Trauma That Does Not End
The short central couplet — “In all my dreams before my helpless sight, / He plunges at me, guttering, choking, drowning” — wrenches the poem out of past narration into the speaker’s present nightmares. The death is not a single event safely behind him but a recurring assault on his sleep. Owen, who was himself treated for shell shock, makes clear that surviving the war is not the same as escaping it; the trauma continues indefinitely.
Form and Structure
The poem is written in loose iambic pentameter with an alternating ABAB rhyme scheme. It gestures toward the sonnet — its opening movement runs to fourteen lines — but it doubles and breaks that form, refusing the neat resolution a traditional sonnet would offer.
The structure falls into uneven sections that track the experience itself. The long opening stanza plods like the exhausted march it describes; the gas attack erupts in broken, urgent rhythm (“Gas! GAS! Quick, boys!”); a stark two-line stanza isolates the recurring nightmare; and the final verse paragraph turns outward to indict the reader. The meter staggers and stumbles where the action does, so the form enacts the collapse of order that the content describes.
Historical Context
Wilfred Owen drafted “Dulce et Decorum Est” in October 1917 while recovering from shell shock at Craiglockhart War Hospital near Edinburgh, and revised it in early 1918. At Craiglockhart he met the poet Siegfried Sassoon, whose mentorship sharpened Owen’s anti-war voice. Owen had fought on the Western Front and witnessed the realities of trench warfare and gas attacks firsthand, and the poem draws directly on that experience.
Early drafts of the poem were dedicated to Jessie Pope, a popular writer of patriotic, pro-recruitment verse; the closing address to “My friend” who tells children of “desperate glory” was aimed squarely at her kind of war propaganda. Owen was killed in action on 4 November 1918, just one week before the Armistice ended the war. He never saw the poem in print — it was published posthumously in 1920 in the collection Poems, edited by Sassoon, and has since become perhaps the most widely known anti-war poem in English.
Glossary
- Dulce et decorum est pro patria mori: Latin, from the Roman poet Horace’s Odes: “It is sweet and fitting to die for one’s country.”
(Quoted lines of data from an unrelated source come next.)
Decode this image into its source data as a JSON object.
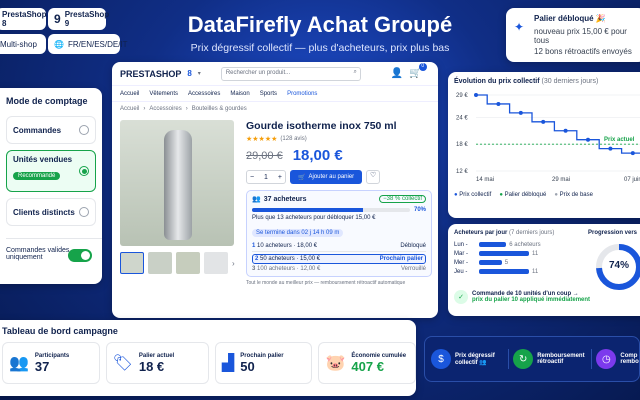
{
  "top_left": {
    "badge1": "PrestaShop 8",
    "badge2": "PrestaShop 9",
    "badge3": "Multi-shop",
    "badge4": "FR/EN/ES/DE/IT"
  },
  "header": {
    "title": "DataFirefly Achat Groupé",
    "subtitle": "Prix dégressif collectif — plus d'acheteurs, prix plus bas"
  },
  "toast": {
    "title": "Palier débloqué 🎉",
    "line1": "nouveau prix 15,00 € pour tous",
    "line2": "12 bons rétroactifs envoyés"
  },
  "counting": {
    "title": "Mode de comptage",
    "options": [
      "Commandes",
      "Unités vendues",
      "Clients distincts"
    ],
    "recommended": "Recommandé",
    "toggle_label_1": "Commandes valides",
    "toggle_label_2": "uniquement"
  },
  "shop": {
    "logo": "PRESTASHOP",
    "version": "8",
    "search_placeholder": "Rechercher un produit...",
    "cart_count": "0",
    "nav": [
      "Accueil",
      "Vêtements",
      "Accessoires",
      "Maison",
      "Sports",
      "Promotions"
    ],
    "breadcrumb": [
      "Accueil",
      "Accessoires",
      "Bouteilles & gourdes"
    ],
    "product_title": "Gourde isotherme inox 750 ml",
    "stars": "★★★★★",
    "reviews": "(128 avis)",
    "old_price": "29,00 €",
    "price": "18,00 €",
    "qty": "1",
    "add_to_cart": "Ajouter au panier",
    "buyers": "37 acheteurs",
    "discount": "−38 % collectif",
    "progress_pct": "70%",
    "progress": 0.7,
    "unlock_text": "Plus que 13 acheteurs pour débloquer 15,00 €",
    "ends": "Se termine dans 02 j 14 h 09 m",
    "tiers": [
      {
        "n": "1",
        "label": "10 acheteurs · 18,00 €",
        "state": "Débloqué"
      },
      {
        "n": "2",
        "label": "50 acheteurs · 15,00 €",
        "state": "Prochain palier"
      },
      {
        "n": "3",
        "label": "100 acheteurs · 12,00 €",
        "state": "Verrouillé"
      }
    ],
    "footnote": "Tout le monde au meilleur prix — remboursement rétroactif automatique"
  },
  "evolution": {
    "title": "Évolution du prix collectif",
    "range": "(30 derniers jours)",
    "price_actual": "Prix actuel",
    "legend": [
      "Prix collectif",
      "Palier débloqué",
      "Prix de base"
    ]
  },
  "chart_data": {
    "type": "line",
    "x": [
      "14 mai",
      "29 mai",
      "07 juin"
    ],
    "y_ticks": [
      "29 €",
      "24 €",
      "18 €",
      "12 €"
    ],
    "ylim": [
      12,
      29
    ],
    "series": [
      {
        "name": "Prix collectif",
        "values": [
          29,
          27,
          27,
          25,
          25,
          23,
          23,
          21,
          21,
          19,
          19,
          17,
          17,
          16,
          16,
          15
        ]
      }
    ],
    "reference": [
      {
        "name": "Prix actuel",
        "value": 18
      }
    ]
  },
  "buyers_day": {
    "title": "Acheteurs par jour",
    "range": "(7 derniers jours)",
    "rows": [
      {
        "d": "Lun",
        "v": 6,
        "label": "6 acheteurs"
      },
      {
        "d": "Mar",
        "v": 11,
        "label": "11"
      },
      {
        "d": "Mer",
        "v": 5,
        "label": "5"
      },
      {
        "d": "Jeu",
        "v": 11,
        "label": "11"
      }
    ],
    "progress_title": "Progression vers",
    "progress_value": "74%",
    "progress": 0.74,
    "note1": "Commande de 10 unités d'un coup →",
    "note2": "prix du palier 10 appliqué immédiatement"
  },
  "dashboard": {
    "title": "Tableau de bord campagne",
    "kpis": [
      {
        "label": "Participants",
        "value": "37"
      },
      {
        "label": "Palier actuel",
        "value": "18 €"
      },
      {
        "label": "Prochain palier",
        "value": "50"
      },
      {
        "label": "Économie cumulée",
        "value": "407 €"
      }
    ]
  },
  "features": [
    {
      "l1": "Prix dégressif",
      "l2": "collectif 👥"
    },
    {
      "l1": "Remboursement",
      "l2": "rétroactif"
    },
    {
      "l1": "Comp",
      "l2": "rembo"
    }
  ]
}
- Blood-shod: Wearing blood in place of shoes; the barefoot soldiers’ feet are so bloodied they seem shod in it.
- Five-Nines / gas-shells: Shells delivering poison gas; the “thick green light” points to chlorine, which floods the lungs and produces a drowning sensation.
- Guttering: Burning or flickering out unsteadily, like a failing candle; here, the sound and motion of the dying man choking.
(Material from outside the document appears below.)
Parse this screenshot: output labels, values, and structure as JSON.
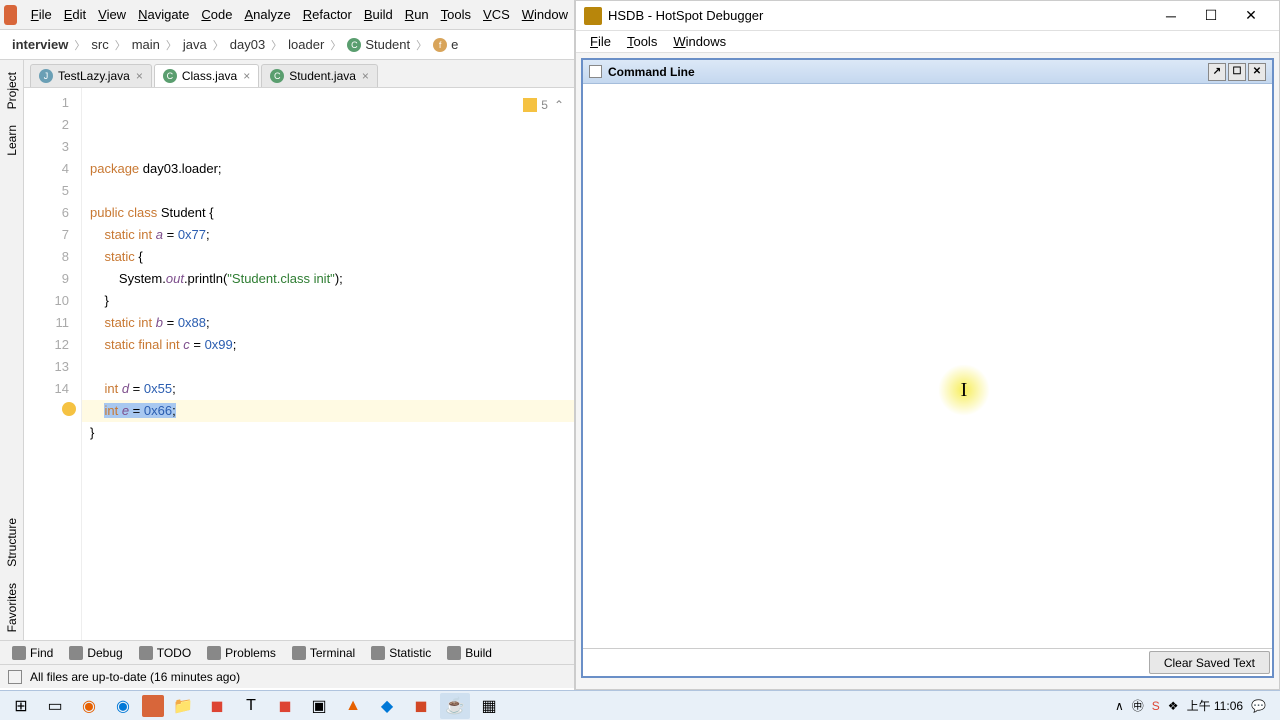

- Lime: Quicklime, a caustic substance that burns flesh on contact — the writhing man flounders as if caught in it.
Related Poems
- Anthem for Doomed Youth by Wilfred Owen: Owen’s sonnet-elegy for soldiers who die without ceremony, the closest companion to this poem in voice and outrage.
- The Soldier by Rupert Brooke: The patriotic, idealizing war sonnet that Owen’s poem was written to refute — best read alongside it as a direct contrast.
- The Charge of the Light Brigade by Alfred Tennyson: An earlier celebration of military sacrifice whose heroic framing Owen’s generation turned against.
- In Flanders Fields by John McCrae: Another famous First World War poem, written from the trenches, offering a very different call to the living.